大御所WRCメディア、マーティン・ホームズが伝えるWRCドイツ戦直前のWRCチーム近況。
■シトロエン
使用するマシンは、ポーランドと同じ(アンドレアス・ミケルセンはステファン・ルフェーブルがポーランドで使用したマシン)。ルフェーブルとカリッド・アル‐カシミは、このイベントには参戦しない。
フィンランドでは大きなテクニカルトラブルはなく、クリス・ミークとブリーンはオーリンズのダンパーを使用したが、ミークはグリップが低かったり変わりやすかったりする時の感触には難色を示した。
ドイツ戦向けのテストとしては、3タイプの性格すべてに類似したロケーションで、6日間実施。ドイツ戦前の話題は、セバスチャン・ローブが2017年型マシンをテストしたことで、ドライ路面でのフィーリングには満足したと伝えられている。ローブによる今後のテストについては、まだ確定はしていない。
ドイツ戦でのテクニカル面での試練は、ブレーキに最も厳しいラリーという点。このイベントに向けての大きな変更点はない。天気予測については、シトロエン・レーシングはメテオ・フランスと協力して、独自の機材とデータベースで現地で作業に当たる。またステージにはウェザークルーを派遣して、最新のコンディションについての情報を追加する。
■ヒュンダイ
ヘイデン・パッドンとダニ・ソルドはフィンランドで使用したマシン、ティエリー・ヌービルはアルゼンチンで使用したマシンを使う。ヌービルはドライバーズ選手権ではセバスチャン・オジエに並んだものの、フィンランドでの結果は残念な内容となった。チームはフィンランドでは苦戦が続いており、それは今年も覆らなかった。ポーランドで強いマシンは、フィンランドでも強いことが多く、これは意外な要素だ。
フィンランドではサスペンションにマイナートラブルが発生したが、ドイツはヒュンダイに向いていると見られている。ソルドとヌービルは、7月上旬に軍事エリアでテストを行っており、ラリー前には全クルーがブドウ畑エリアで4日間のテストを行った。
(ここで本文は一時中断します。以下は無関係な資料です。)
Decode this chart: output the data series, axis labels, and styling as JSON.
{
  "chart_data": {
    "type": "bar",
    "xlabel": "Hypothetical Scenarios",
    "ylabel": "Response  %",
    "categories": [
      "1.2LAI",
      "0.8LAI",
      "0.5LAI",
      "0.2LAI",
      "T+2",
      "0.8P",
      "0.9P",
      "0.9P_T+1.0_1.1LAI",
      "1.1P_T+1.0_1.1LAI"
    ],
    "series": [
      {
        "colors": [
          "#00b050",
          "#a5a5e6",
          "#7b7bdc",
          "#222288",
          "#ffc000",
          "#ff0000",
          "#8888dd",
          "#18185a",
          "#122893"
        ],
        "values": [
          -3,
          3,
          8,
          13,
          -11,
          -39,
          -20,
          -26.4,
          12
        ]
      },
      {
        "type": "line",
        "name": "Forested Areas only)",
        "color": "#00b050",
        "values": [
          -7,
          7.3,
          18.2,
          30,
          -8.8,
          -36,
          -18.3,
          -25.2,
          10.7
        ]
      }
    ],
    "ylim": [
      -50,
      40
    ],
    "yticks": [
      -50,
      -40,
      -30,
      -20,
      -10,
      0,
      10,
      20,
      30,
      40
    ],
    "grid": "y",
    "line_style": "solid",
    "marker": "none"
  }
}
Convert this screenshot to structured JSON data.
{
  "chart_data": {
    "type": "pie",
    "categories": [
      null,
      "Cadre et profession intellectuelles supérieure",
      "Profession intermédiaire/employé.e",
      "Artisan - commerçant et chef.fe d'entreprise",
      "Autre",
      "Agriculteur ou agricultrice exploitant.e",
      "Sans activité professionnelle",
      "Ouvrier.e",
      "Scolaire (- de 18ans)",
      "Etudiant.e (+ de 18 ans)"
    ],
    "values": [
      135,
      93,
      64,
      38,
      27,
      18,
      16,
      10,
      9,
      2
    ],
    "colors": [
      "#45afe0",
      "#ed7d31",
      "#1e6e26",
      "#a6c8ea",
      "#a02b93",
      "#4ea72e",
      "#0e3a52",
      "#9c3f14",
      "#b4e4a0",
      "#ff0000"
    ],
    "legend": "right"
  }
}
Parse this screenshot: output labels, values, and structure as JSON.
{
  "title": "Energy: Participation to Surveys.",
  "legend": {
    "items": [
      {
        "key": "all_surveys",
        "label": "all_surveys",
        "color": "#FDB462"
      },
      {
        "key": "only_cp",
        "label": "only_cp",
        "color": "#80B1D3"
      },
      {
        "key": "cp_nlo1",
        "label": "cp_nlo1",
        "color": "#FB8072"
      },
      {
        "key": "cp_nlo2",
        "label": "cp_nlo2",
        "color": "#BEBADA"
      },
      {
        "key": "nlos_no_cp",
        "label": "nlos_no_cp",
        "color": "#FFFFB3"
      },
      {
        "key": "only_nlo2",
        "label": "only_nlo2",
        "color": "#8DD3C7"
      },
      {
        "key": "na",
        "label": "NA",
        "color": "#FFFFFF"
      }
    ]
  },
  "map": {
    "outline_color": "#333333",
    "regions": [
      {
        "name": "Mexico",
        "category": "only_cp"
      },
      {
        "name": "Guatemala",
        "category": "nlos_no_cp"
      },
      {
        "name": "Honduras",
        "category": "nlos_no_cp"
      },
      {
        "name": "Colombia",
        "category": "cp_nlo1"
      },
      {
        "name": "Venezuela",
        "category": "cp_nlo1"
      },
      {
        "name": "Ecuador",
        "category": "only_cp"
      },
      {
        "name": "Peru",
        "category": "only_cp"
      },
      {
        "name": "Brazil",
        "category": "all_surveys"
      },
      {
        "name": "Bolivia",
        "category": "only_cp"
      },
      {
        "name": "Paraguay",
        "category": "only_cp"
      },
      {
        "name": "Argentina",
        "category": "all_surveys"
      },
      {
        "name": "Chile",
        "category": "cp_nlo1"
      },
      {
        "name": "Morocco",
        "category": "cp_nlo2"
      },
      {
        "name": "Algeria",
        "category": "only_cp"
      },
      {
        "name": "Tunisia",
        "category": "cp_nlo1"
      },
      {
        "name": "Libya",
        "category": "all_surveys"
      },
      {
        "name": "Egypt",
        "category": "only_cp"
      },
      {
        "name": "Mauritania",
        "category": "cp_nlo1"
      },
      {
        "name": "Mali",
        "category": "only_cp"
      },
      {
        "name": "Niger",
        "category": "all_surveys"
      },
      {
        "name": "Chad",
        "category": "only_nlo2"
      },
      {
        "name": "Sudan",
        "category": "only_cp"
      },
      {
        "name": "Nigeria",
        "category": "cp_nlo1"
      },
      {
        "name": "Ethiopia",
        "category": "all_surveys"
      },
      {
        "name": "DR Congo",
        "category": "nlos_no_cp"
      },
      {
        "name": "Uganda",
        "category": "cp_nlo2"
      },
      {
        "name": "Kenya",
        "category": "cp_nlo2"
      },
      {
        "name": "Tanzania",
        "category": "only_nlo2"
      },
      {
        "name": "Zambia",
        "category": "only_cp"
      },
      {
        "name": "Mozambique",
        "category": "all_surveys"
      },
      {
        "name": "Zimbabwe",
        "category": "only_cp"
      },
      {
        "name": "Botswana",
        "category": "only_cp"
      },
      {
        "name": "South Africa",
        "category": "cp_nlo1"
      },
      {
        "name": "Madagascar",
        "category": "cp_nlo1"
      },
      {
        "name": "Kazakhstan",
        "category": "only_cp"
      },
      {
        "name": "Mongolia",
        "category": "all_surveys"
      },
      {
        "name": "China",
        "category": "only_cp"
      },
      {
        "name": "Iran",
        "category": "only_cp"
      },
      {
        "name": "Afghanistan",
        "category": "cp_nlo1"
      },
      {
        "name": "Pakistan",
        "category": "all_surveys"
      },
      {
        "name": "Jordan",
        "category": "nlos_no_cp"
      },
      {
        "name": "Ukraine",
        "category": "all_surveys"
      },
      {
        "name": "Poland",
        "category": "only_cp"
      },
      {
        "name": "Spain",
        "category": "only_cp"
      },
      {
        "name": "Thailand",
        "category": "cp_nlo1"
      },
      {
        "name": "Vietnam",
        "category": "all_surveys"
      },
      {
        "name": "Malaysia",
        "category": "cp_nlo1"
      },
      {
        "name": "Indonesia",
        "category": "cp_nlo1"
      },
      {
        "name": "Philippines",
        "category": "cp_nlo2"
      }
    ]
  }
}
ドイツ戦での主な試練は、各ループのステージにバランスよく合うセッティングを見いだすこと。天気予測の作業については、メテオ・フランスから天気予報士が派遣される他、ステージにウェザークルーを配置する。今年はサービスパークとステージが近いため、この作業が便利になると見られている。テクニカル面では、このイベントでは目新しいものはない。
■Mスポーツ
オジエは新マシン(シャシー9)、オィット・タナックはポーランドで新しくなったマシンを使用。エルフィン・エバンスはこれまでのマシンを使用し、アルミン・クレマーは元ロレンツォ・ベルテッリやテーム・スニネンが使用したマシンを使う。
オジエのコ・ドライバー、ジュリアン・イングラシアの体調は、ドイツ参戦に間に合うと見られている。フィンランドでタナック車とエバンス車に発生したフロントガラスのワイパートラブルは、まだ解決されていない。
ドイツ戦に向けて5日間行われたテストは、ブドウ畑と軍事エリアに集中させた。このイベントでの技術面での試練は、異なるセットアップが3種類必要となることだが、ダンパーの開発を除けば、テクニカル面で目新しい要素はない。天気予測については、Mスポーツは今回も複数のスタッフをメテオ・フランスから呼び、サービスパークに帯同させる。各日、早朝にサービスエリアに入り、毎朝、天気予報をチームに伝える。さらに、ウェザークルーを、チームが同意した各所に配置する。
R5勢については、チームからWRC2に参戦するスニネンは新マシンを投入する。
■トヨタ
ヤリ−マティ・ラトバラとユホ・ハンニネンはサルディニアと同じマシン、エサペッカ・ラッピはフィンランドで使用したものと同じマシン。ラトバラのエンジントラブルについての分析結果は、ECUが突然、致命的な不調に陥ったというものだった。
7月には軍事エリアで、ラリー前週にはブドウ畑でテストを行った。ドイツのステージはターマックラリーとしてはかなりラフで、特にカットの可能性が高いことがその理由。コンポーネンツの信頼性と、理想的なサスペンションセッティングを見いだすことが試練。TGRは、前回のターマックスペックでの参戦から、テクニカル面で様々な開発を行った。最近のニュースとしては、今回がチームマネージャーのヤルモ・レーティネンにとって最後のラリーとなること。レーティネンの職務は当面、ティモ・カンクネン(チームマネージャーでユハの兄弟)と、クリストファー・ローデン(ラリーエンジニア)が共同で行う。天気予測については、チームは天気予報会社からスタッフを派遣し、エンジニアリングのトレイラー内で作業を行う。